すぐにテレビはつけますが、大体まだ何のブレーキングニュースもやっていません。もし、反対のポジションを持っていたのなら、問答無用に損切りしましょう。報道機関が取り上げてからでは遅きに失する場合が多いのです。「自分の知らない世界の片隅で、とんでもないことが起こっているかもしれないのだ」と常に念頭に置いておき、また「自分が触れることのできるニュースは実際に起こっていることの10分の1にも満たないのだ」と思うくらいの謙虚な気持ちで、出直しを図るのが唯一できる対処の方法です。

政治問題に移りましょう。政治的なニュースの判断も一様ではありませんが、ただ判断の基準としては、そのニュースが経済の安定やお金の流れ、消費者マインドに今後どのように影響を与えていくかがキーになると思われます。

ただ先進国は比較的に政治的には安定しており、いきなり民主主義国家だったものが共産主義や軍事政権になることはまずありえません。

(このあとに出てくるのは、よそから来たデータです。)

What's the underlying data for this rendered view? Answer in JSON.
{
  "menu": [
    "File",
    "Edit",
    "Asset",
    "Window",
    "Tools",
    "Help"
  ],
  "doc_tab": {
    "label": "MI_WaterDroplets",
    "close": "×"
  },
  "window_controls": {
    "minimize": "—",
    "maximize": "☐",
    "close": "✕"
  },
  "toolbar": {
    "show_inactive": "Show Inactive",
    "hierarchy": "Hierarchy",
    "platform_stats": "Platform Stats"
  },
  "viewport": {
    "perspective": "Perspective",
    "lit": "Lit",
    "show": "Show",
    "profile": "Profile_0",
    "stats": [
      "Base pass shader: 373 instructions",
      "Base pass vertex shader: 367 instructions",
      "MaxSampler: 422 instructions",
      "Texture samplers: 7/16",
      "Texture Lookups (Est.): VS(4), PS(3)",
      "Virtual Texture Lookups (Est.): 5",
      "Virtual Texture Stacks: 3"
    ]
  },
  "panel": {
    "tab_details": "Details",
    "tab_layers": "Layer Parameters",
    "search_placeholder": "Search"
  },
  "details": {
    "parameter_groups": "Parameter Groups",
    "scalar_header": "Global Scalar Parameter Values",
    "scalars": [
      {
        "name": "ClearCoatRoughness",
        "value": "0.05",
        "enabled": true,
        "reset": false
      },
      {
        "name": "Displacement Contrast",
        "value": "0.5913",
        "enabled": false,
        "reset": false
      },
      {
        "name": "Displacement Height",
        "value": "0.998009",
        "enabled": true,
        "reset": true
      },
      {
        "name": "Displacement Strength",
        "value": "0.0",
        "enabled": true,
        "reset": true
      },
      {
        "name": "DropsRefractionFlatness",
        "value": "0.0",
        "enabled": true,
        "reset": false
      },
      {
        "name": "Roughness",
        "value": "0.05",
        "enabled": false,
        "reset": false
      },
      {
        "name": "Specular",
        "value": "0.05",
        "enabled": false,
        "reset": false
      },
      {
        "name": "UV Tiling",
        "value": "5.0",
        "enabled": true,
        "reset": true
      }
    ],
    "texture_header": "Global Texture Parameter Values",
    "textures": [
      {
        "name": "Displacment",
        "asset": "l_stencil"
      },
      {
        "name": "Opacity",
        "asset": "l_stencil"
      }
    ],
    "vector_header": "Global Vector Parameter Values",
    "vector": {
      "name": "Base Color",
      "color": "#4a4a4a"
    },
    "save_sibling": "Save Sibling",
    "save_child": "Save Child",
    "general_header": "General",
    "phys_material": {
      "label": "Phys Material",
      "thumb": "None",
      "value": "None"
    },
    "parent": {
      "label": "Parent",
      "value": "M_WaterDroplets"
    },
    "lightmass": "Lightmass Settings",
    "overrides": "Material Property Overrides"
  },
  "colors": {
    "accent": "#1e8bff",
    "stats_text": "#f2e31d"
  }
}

「小さな政府」を良しとするきれいごとの裏には、肥大化した官僚機構が存在し、ゆえに政治的安定が保証されているという皮肉な結果になっているのが実情のようです。

そうしたなかでも、さすがに選挙のときは政治問題で盛り上がります。4年に一度の米国の大統領選挙や中間選挙も、今となってはイデオロギー対決もなく、民主党と共和党の明確な政策の違いもみられないのですが、それでも現職候補が落選したりするとショックは大きく、一時的にせよ政治的不安定を恐れて、株は売られ、ドルも売り込まれます。もちろん現職が再選したからといって、必ずしも市場に楽観ムードが流れるとは限りませんが、外国が受ける印象だけで判断すると、政治的安定の継続はその国の通貨や株を買いで反応することが多いようです。

日本の選挙については90年以降の動きをみてみると、株価に関しては衆院選の後は株が下落し、参院選の後は上昇するという傾向がみられます。しかし為替に関していえば、一般的には与党勝利で円買い、野党勝利で円安という、あくまでも米国と同じく一時的に政治的不安的を材料とはしますが、アメリカの大統領選挙のような影響力はないように思います。

経済力が十分についていない国の方が、政権交代などの政治動向で市場が受ける影響度は高くなります。石油などの資源大国にも関わらず、政情が不安定である国々はたくさんあり、先進国との結びつきもあるという点は、ドルやユーロといってもその間接的な影響は無視できません。